Shares are currently down 17.6p or 8% at 199.9p.

Barclays slammed for fossil fuel lending

13:53 , Oscar Williams-Grut

Barclays is in the dock over lending to fossil fuel polluters. A report published today by campaign group Market Forces said three major UK banks had helped fossil fuel businesses borrow $15 billion so far this year. Barclays provided the most funding, with $5.6 billion going towards oil and gas projects.

Market Forces’ Mia Watanabe said: “The science is clear - banks that keep funding fossil fuels can’t be climate leaders.”

A spokesperson for Barclays said: “We are aligning our entire financing portfolio to support the goals of the Paris Agreement - significantly scaling up green financing, directly investing in new green technologies and helping clients in key sectors change their business models to reduce their climate change impact.

“By 2025, we will reduce the emissions intensity of our power portfolio by 30%, and reduce absolute emissions of our energy portfolio by 15%.”

Barclays has pledged to make its lending portfolio net zero by 2050.

Read more.

FTSE weighed down by earnings

14:24 , Oscar Williams-Grut

The FTSE 100 is lower in afternoon trade, largely being dragged down by stocks that reported earnings today.

The bluechip index is 32 points lower, down 0.4%, at 7256. Bottom of the index is Standard Chartered, down 7% despite posting a 44% leap in profits to more than $1 billion. Today’s figures were better than expected but it still forecast flat revenues for the full year. There is scepticism of the bank’s wider strategy. Like HSBC it is betting heavily on China.

Shortly behind is Paddy Power-owner Flutter Entertainment, which has sunk 4.6% after lowering full-year guidance. BP is down 3.8% despite beating forecasts on underlying earnings. An accounting treatment that pushed the oil giant to a statutory loss may have spooked investors.

BlackRock boss Larry Fink at COP26

14:55 , Oscar Williams-Grut

Larry Fink has told a panel at COP26 today that private companies have to match public firms in making big commitments to cutting carbon emissions if the world is to reach net-zero.

The co-founder, chairman and CEO of asset management giant BlackRock made the comments as he appeared on a Green Horizon Summit panel entitled “how to mobilise private capital in the transition to net zero” alongside fellow global finance bosses.

Fink said he is “very impressed by how fast public companies are moving forward” in reporting their emissions data.

But he warned: “If we don’t ask society to move forward, if we don’t ask private companies to move forward alongside public companies, we won’t get to net zero... [For Governments] asking public companies to do this is pretty convenient, but asking private companies and the rest of society to move forward, is much harder.

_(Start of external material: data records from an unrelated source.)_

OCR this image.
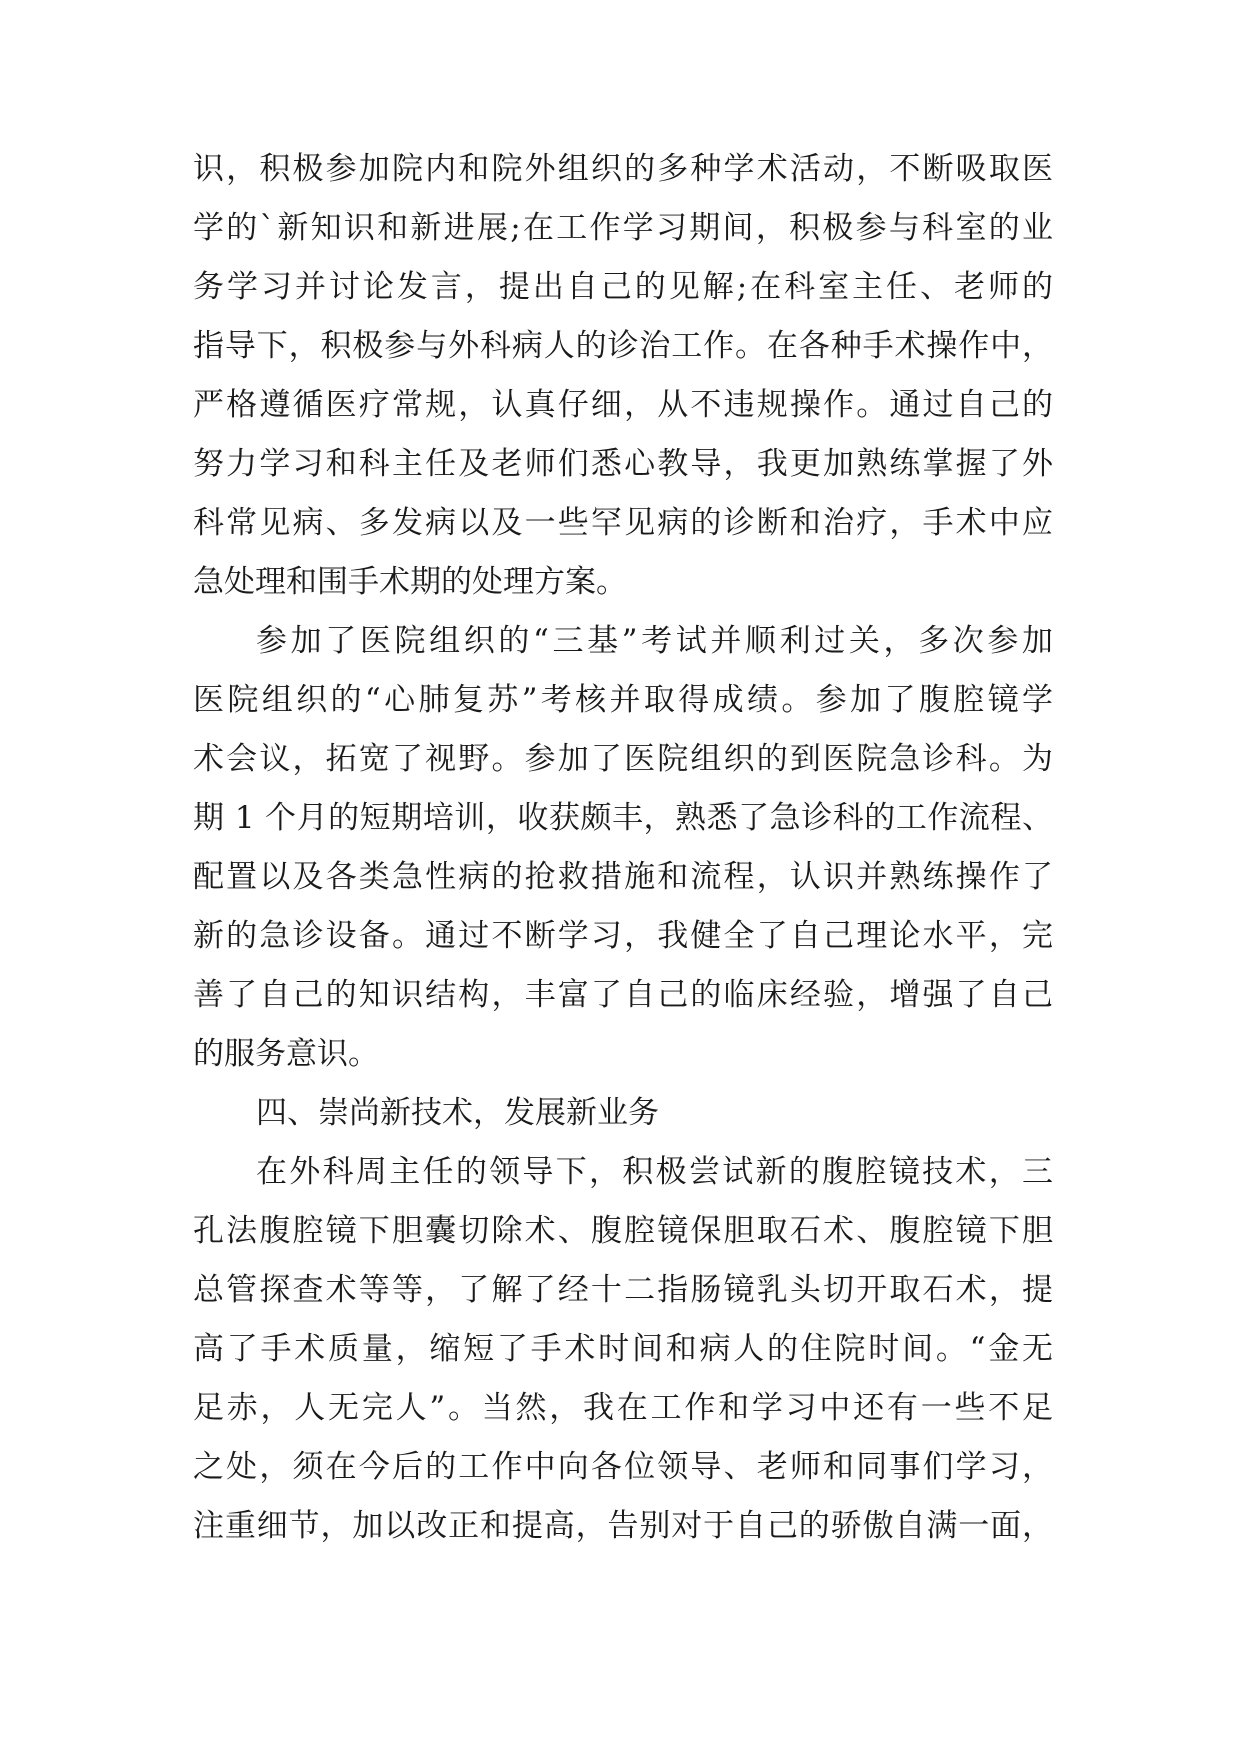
识，积极参加院内和院外组织的多种学术活动，不断吸取医
学的`新知识和新进展;在工作学习期间，积极参与科室的业
务学习并讨论发言，提出自己的见解;在科室主任、老师的
指导下，积极参与外科病人的诊治工作。在各种手术操作中，
严格遵循医疗常规，认真仔细，从不违规操作。通过自己的
努力学习和科主任及老师们悉心教导，我更加熟练掌握了外
科常见病、多发病以及一些罕见病的诊断和治疗，手术中应
急处理和围手术期的处理方案。
参加了医院组织的“三基”考试并顺利过关，多次参加
医院组织的“心肺复苏”考核并取得成绩。参加了腹腔镜学
术会议，拓宽了视野。参加了医院组织的到医院急诊科。为
期 1 个月的短期培训，收获颇丰，熟悉了急诊科的工作流程、
配置以及各类急性病的抢救措施和流程，认识并熟练操作了
新的急诊设备。通过不断学习，我健全了自己理论水平，完
善了自己的知识结构，丰富了自己的临床经验，增强了自己
的服务意识。
四、崇尚新技术，发展新业务
在外科周主任的领导下，积极尝试新的腹腔镜技术，三
孔法腹腔镜下胆囊切除术、腹腔镜保胆取石术、腹腔镜下胆
总管探查术等等，了解了经十二指肠镜乳头切开取石术，提
高了手术质量，缩短了手术时间和病人的住院时间。“金无
足赤，人无完人”。当然，我在工作和学习中还有一些不足
之处，须在今后的工作中向各位领导、老师和同事们学习，
注重细节，加以改正和提高，告别对于自己的骄傲自满一面，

“My fear is that we’re moving public companies much faster than the rest of society, and that’s going to lead to a more polarised outcome.”

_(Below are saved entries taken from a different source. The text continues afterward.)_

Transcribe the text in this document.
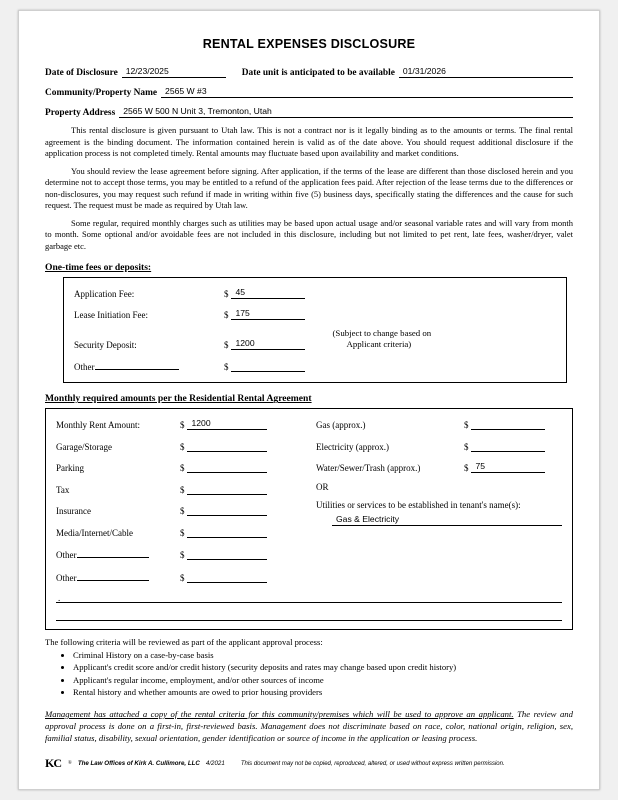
RENTAL EXPENSES DISCLOSURE
Date of Disclosure 12/23/2025	Date unit is anticipated to be available 01/31/2026
Community/Property Name 2565 W #3
Property Address 2565 W 500 N Unit 3, Tremonton, Utah

This rental disclosure is given pursuant to Utah law. This is not a contract nor is it legally binding as to the amounts or terms. The final rental agreement is the binding document. The information contained herein is valid as of the date above. You should request additional disclosure if the application process is not completed timely. Rental amounts may fluctuate based upon availability and market conditions.

You should review the lease agreement before signing. After application, if the terms of the lease are different than those disclosed herein and you determine not to accept those terms, you may be entitled to a refund of the application fees paid. After rejection of the lease terms due to the differences or non-disclosures, you may request such refund if made in writing within five (5) business days, specifically stating the differences and the cause for such request. The request must be made as required by Utah law.

Some regular, required monthly charges such as utilities may be based upon actual usage and/or seasonal variable rates and will vary from month to month. Some optional and/or avoidable fees are not included in this disclosure, including but not limited to pet rent, late fees, washer/dryer, valet garbage etc.

One-time fees or deposits:
Application Fee:	$ 45
Lease Initiation Fee:	$ 175
Security Deposit:	$ 1200
(Subject to change based on
Applicant criteria)
Other	$
Monthly required amounts per the Residential Rental Agreement
Monthly Rent Amount:	$ 1200
Garage/Storage	$
Parking	$
Tax	$
Insurance	$
Media/Internet/Cable	$
Other	$
Other	$
Gas (approx.)	$
Electricity (approx.)	$
Water/Sewer/Trash (approx.)	$ 75
OR
Utilities or services to be established in tenant's name(s):
Gas & Electricity
.
The following criteria will be reviewed as part of the applicant approval process:
• Criminal History on a case-by-case basis
• Applicant's credit score and/or credit history (security deposits and rates may change based upon credit history)
• Applicant's regular income, employment, and/or other sources of income
• Rental history and whether amounts are owed to prior housing providers
Management has attached a copy of the rental criteria for this community/premises which will be used to approve an applicant. The review and approval process is done on a first-in, first-reviewed basis. Management does not discriminate based on race, color, national origin, religion, sex, familial status, disability, sexual orientation, gender identification or source of income in the application or leasing process.
KC ® The Law Offices of Kirk A. Cullimore, LLC 4/2021	This document may not be copied, reproduced, altered, or used without express written permission.
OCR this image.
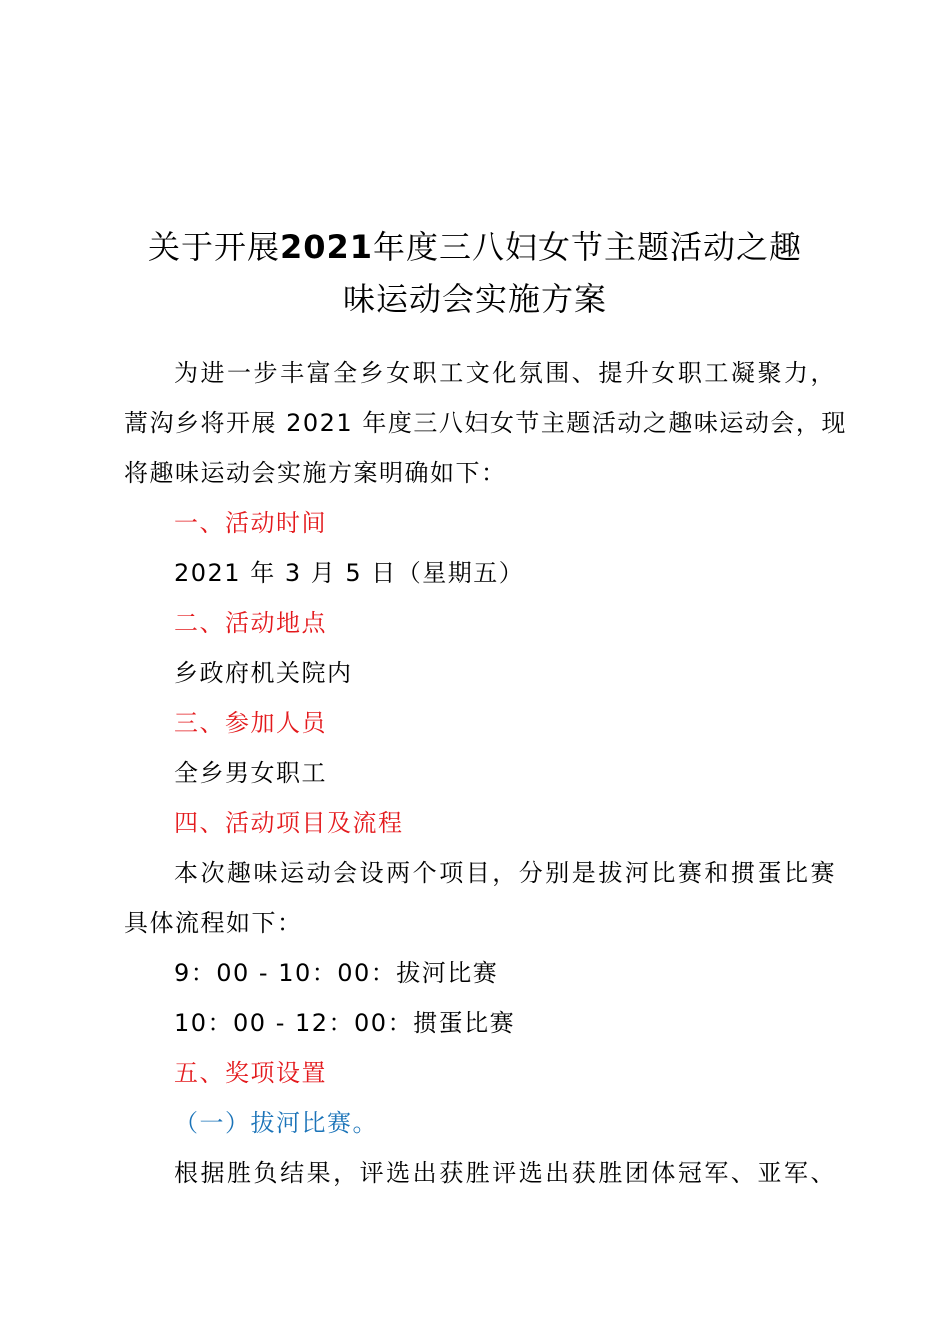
关于开展2021年度三八妇女节主题活动之趣
味运动会实施方案
为进一步丰富全乡女职工文化氛围、提升女职工凝聚力，
蒿沟乡将开展 2021 年度三八妇女节主题活动之趣味运动会，现
将趣味运动会实施方案明确如下：
一、活动时间
2021 年 3 月 5 日（星期五）
二、活动地点
乡政府机关院内
三、参加人员
全乡男女职工
四、活动项目及流程
本次趣味运动会设两个项目，分别是拔河比赛和掼蛋比赛
具体流程如下：
9：00 - 10：00：拔河比赛
10：00 - 12：00：掼蛋比赛
五、奖项设置
（一）拔河比赛。
根据胜负结果，评选出获胜评选出获胜团体冠军、亚军、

The CEO, who launched one of the world’s biggest investment institutions, said he believes “we are going to see more regulatory change to ask more companies to report” in future.

He concluded: “We have to be open minded about what it’s going to take [to reach net-zero]. We have to look beyond the window-dressing of just a commitment... we have to have the public and private world working together to come up with solutions. It is going to require an enormous amount of investment in the emerging world.”

Standard Chartered chair Jose Viñals, LSE chief executive David Schwimmer and NatWest CEO Alison Rose also spoke at the roundtable.